Kimbra got pretty lucky with that Gotye song didn’t she? Thirty seconds of singing and some background moans and somehow just as much was made about her guest appearance as the song itself. It’s strange when you think of how much came out of her featured credit, but to be fair, she does bring a hell of a lot to those thirty seconds. If her first single Settle Down wasn’t already in the charts when Gotye began dominating them, then you could be cynical enough to pass the success of her debut off as wakeboarding on his coat-tails. Fortunately for Kimbra though, she beat the guy to the punch, and with Vows, has arguably crafted herself a better record.
The thing about featuring on such a high profile song as ‘Somebody I Used to Know’ is that comparisons between her work and that of her cross-Tasman collaborator are inevitable. Sure, you can argue this is a better record than Gotye’s, but his isn’t all it’s cracked up to be, and to be honest, either is Vows. Marketed almost as a mid-point between the pop singer indie cred of Leslie Feist and the big budget diva-dom of your Britney-Aguilera derivatives, the record instead comes off as an un-interesting fence sitter. There’s nothing to overtly hate, and there’s nothing to really draw you in any further beyond a little instrumental flourish or two. It’s watered down, tightly constructed and a little dull…but it has its moments.

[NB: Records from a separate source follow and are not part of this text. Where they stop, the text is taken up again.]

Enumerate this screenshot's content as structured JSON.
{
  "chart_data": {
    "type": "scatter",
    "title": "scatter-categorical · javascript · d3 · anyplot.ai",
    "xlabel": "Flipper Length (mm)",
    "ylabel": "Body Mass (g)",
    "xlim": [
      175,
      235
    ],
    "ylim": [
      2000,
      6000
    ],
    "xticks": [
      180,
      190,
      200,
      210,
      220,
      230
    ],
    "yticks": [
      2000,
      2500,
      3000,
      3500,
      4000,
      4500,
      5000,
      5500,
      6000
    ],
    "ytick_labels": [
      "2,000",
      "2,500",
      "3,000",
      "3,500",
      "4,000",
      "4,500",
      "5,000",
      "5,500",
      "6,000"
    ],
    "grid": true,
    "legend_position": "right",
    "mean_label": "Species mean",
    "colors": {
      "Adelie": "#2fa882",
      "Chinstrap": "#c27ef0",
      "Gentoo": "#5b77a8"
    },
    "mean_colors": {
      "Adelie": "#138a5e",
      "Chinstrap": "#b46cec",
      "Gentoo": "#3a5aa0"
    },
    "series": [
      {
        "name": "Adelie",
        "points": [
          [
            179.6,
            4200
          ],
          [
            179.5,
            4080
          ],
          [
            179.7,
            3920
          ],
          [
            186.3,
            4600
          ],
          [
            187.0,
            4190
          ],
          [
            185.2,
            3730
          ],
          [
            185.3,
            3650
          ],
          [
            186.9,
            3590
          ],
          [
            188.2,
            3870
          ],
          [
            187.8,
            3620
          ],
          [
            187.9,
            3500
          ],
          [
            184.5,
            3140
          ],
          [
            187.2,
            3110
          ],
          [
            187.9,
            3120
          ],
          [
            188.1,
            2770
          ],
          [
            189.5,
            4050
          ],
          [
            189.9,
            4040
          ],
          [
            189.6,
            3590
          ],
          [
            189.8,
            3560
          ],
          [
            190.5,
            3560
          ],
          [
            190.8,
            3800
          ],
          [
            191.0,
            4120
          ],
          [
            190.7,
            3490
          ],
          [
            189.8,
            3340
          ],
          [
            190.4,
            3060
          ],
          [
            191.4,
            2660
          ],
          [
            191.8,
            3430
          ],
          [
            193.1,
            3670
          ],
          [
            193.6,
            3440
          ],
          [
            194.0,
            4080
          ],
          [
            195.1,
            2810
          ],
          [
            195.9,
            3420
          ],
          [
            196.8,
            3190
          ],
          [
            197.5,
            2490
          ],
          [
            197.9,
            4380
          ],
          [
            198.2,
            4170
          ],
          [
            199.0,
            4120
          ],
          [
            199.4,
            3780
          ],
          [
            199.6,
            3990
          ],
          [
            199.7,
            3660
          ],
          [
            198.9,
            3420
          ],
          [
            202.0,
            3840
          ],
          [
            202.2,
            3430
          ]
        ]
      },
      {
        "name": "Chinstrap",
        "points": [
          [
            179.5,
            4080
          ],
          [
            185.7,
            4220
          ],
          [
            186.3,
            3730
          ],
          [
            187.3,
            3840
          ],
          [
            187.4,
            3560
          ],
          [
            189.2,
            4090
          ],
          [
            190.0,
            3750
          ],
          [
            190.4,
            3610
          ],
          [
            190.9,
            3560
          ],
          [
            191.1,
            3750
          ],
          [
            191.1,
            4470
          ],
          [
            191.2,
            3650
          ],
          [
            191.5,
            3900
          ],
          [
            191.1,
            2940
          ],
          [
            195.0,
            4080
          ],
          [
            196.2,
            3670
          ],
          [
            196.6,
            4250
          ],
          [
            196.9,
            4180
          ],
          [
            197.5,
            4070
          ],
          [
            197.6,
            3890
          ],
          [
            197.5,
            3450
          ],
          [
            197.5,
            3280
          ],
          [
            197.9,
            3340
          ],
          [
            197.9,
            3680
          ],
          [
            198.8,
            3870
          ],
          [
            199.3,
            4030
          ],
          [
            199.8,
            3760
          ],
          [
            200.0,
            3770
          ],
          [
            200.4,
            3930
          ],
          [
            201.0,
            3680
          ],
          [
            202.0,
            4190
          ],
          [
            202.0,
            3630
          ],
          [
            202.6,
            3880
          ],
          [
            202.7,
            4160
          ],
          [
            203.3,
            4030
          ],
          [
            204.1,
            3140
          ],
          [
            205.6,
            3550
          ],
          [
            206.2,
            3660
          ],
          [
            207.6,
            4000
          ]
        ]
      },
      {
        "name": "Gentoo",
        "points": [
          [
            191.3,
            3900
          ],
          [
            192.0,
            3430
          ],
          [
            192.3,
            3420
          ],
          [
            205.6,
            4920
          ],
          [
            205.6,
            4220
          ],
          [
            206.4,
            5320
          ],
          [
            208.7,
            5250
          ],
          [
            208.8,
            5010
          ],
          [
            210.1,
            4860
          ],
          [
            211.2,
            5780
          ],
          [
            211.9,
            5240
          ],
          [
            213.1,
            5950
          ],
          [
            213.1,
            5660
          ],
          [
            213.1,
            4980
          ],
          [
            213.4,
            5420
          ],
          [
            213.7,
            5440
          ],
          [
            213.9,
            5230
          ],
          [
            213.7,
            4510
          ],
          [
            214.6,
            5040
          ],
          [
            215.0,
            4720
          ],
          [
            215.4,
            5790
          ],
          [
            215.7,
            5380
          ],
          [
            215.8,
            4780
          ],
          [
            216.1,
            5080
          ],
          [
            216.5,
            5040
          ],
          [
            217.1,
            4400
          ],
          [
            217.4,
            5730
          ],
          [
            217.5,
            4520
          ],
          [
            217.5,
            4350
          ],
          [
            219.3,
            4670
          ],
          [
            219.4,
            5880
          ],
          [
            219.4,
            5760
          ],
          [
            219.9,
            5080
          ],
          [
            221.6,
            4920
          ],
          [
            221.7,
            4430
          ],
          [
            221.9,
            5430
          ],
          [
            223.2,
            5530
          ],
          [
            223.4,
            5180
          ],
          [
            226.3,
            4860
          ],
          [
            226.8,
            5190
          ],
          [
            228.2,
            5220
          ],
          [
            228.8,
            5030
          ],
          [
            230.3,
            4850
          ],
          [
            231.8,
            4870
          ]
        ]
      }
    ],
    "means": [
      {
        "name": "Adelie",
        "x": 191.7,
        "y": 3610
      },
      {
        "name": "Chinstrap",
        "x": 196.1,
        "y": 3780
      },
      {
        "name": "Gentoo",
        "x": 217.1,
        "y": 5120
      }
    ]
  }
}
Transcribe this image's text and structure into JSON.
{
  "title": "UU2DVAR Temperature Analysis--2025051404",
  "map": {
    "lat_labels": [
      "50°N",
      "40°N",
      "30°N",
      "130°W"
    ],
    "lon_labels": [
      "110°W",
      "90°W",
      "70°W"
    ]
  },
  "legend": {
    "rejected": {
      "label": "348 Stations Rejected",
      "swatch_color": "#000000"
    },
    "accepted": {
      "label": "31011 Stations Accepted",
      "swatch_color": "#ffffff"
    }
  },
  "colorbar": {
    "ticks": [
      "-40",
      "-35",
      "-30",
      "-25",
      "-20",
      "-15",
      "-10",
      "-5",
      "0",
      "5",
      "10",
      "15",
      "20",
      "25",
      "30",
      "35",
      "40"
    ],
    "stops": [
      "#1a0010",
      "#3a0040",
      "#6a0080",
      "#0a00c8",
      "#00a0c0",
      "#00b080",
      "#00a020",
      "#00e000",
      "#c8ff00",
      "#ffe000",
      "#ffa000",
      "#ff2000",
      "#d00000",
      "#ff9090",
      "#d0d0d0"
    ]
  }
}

Vows is a varied, inconsistent homage to the evolution of pop in the same way that Cee Lo Green spends his solo time name checking old-school funk and soul. Old Flame is an assured, lolling take on 80’s hair-ballads, resplendent in its sluggish kick drum beats and swooping synth lines, while Good Intent is another pleasing highlight, the xylophone flourishes and interjecting brass painting from an eerie fun-house palette. Plain Gold Ring isn’t so bad either, lazily thumping through a determined reach into the extreme depths of Kimbra’s vocal range to erotically maudlin consequence…but the problem is that beyond this three track run, it’s mostly polished pop that’s hard not to wince at.
The nu-funk arrangement of Call Me (no doubt torn from the hip-hop archives of M-Phases who receives a production credit for half the album) plants the track firmly in the Knowles school of pop, while the gold-sheen double of Cameo Lover and Two Way Punch are cringeworthy reaches into the Top 40 of the last decade. The back end of the album doesn’t leave as much of a sore-spot as the aforementioned double, but it does languish in inoffensive nothingness, James Blake-esque beat-soul ballads bringing nothing to the plate that isn’t just a spotlight on Kimbra’s vocal talents.
The album’s biggest flaw lies in how rapidly tired it gets if you have the perseverance to push through the album’s beginnings. The countless walls of a capella loops are predictable and nowhere near as effective as the brief instrumental flourishes Kimbra sticks into tracks like Good Intent, making them little more than showy party-tricks. Meanwhile, the rises and falls in her vocal is nothing especially gripping; undeniably beautiful, yes, but My Brightest Diamond it ain’t.
Vows postures as an experimental pop record, but doesn’t have the courage to pass up the commercial gain inherent in sticking to the middle of the road. The moments when the record derails itself towards quirkier territory are the ones where this album shines, but without the willingness to truly explore creative arrangements, it instead comes across as watered-down Bjorkism normalized to the lowest common denominator.
Vows by Kimbra is out now on Warner Music.